James Carl Oberg
February 6, 1931 - November 5, 2020
With heavy hearts we want to share that James (Jim) Carl Oberg passed away peacefully on Thursday, November 5, 2020, in Federal Way, Washington. Jim was born on February 6, 1931 in Minneapolis, Minnesota, and raised by his father and stepmother during the depression, which instilled in him a staunch thriftiness that lasted for most of his life. He was active in sports throughout high school and worked part-time jobs to help pay his own way.
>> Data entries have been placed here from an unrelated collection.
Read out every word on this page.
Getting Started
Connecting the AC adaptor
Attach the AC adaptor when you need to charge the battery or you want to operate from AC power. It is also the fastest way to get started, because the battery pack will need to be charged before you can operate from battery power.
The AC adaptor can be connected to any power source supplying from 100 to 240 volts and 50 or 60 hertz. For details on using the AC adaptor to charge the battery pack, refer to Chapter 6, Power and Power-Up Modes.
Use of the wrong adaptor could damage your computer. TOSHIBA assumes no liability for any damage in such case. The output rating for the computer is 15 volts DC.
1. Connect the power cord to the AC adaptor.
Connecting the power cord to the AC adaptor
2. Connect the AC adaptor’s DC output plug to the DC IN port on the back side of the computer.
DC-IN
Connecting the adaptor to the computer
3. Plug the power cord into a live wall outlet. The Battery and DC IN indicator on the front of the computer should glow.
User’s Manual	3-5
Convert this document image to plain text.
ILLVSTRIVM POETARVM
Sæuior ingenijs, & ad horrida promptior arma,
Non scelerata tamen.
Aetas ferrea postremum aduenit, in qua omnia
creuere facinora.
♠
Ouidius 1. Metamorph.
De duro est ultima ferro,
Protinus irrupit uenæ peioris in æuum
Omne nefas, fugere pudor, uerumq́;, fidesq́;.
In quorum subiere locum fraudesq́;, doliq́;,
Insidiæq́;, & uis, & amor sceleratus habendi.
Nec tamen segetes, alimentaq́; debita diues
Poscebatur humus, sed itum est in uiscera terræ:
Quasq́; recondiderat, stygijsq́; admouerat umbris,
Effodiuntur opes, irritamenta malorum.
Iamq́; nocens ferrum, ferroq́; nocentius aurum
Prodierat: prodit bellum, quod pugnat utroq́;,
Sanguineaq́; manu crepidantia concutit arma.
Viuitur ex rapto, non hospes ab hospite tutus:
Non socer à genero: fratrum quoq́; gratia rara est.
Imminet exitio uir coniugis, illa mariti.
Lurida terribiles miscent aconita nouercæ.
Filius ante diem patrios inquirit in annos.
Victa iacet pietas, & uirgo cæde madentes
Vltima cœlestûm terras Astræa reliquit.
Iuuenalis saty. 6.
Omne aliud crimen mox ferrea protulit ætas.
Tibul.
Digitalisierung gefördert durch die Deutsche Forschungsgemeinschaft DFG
Jim went to college at the University of Minnesota. During a freshmen orientation, he “noticed a slender, dark haired girl with deep-set blue eyes”. The girl, Mary, brought him a class schedule and they began to talk. Four years later they married. Mary worked full-time and Jim part-time as Jim completed his bachelor’s degree and Master of Science degree. Jim became a pseudo big brother to Mary’s sisters: Katherine and Janice. Jim noted that he and Mary “didn’t have much but had a wonderful time.”
Jim and Mary started in southern Illinois with Jim at the Forest Service. A few years later, he was offered a position with the Weyerhaeuser Company in Longview, Washington. Jim and Mary, with their four children, later moved to Fircrest where he continued working for Weyerhaeuser. Jim had a long and fruitful career at Weyerhaeuser, working in various management roles and in research and development. He was part of the research team which developed an end glue that saved hundreds of thousands of dollars for mills. He and his team worked on drying studies that controlled the moisture content in the wood, enabling them to cut down the standard lumber size from 1 ¾ inch to 1 ½ inch. Jim retired in 1992 after working for Weyerhaeuser for 35 years.
Jim was a wonderful dad. He helped with homework (especially math), patiently jogged up and down the street as we each learned how to ride a bike, taught us how to drive a car calmly (with no signs of panic even when we rammed into the curb), and drove the boat countless circles around the bay as each of us learned to water-ski. Jim was a supportive husband, willing to step up when Mary went back to college for her bachelors and master’s degrees and embarked on her new career. Mary was diagnosed with cancer when their children were teenagers. She died in 1980.
In 1986, Jim married Marian Freeman and became a stepfather to her three grown children. Jim and Marian were active at St. Matthew Episcopal Church, their bridge and dinner clubs, and spent many years traveling the world, including Europe, Africa, Asia, and South America.
Jim was funny, intelligent, kind and combined a laid-back personality with a sharp competitiveness. You did not take card games lightly when playing with Jim. He had a great sense of humor, loved being physically active, and thrived on either cheering/grousing while watching the Seattle Seahawks and Minnesota Vikings. He had a wickedly sharp memory, especially for college sports and anything having to do with lumber research and technology.
Throughout Jim’s life he was active in his community, volunteering with many organizations. Jim was in the Naval Reserves during the Korean war. He was an active volunteer in Kiwanis, as a Pierce County Fire Commissioner, Boy Scout and Indian Guide leader, Salvation Army, and lay leader at the church. He was a dedicated parishioner, not only at St. Matthew Episcopal, but at Christ Episcopal Church in Tacoma, where he will be Committed.
In addition to his wife Marian, Jim is survived by his four children and their spouses: David (Shari), Kerri (Doug), Kelly (Gerard) and Dannel (Lois); grandchildren: Kristina (Peter), Stephanie (Zach), Kaye, Parker, Bethany, Timothy, Pierce, Joe and Sam (Shannon); two great-grandchildren: Aubrey and June; three step children: Lynne, Scott, and Paul; and one step grandson: Ian.
He loved his family and was a caring and giving husband, father and grandfather, patient and upbeat with a ready smile. He was dearly loved and will be sorely missed.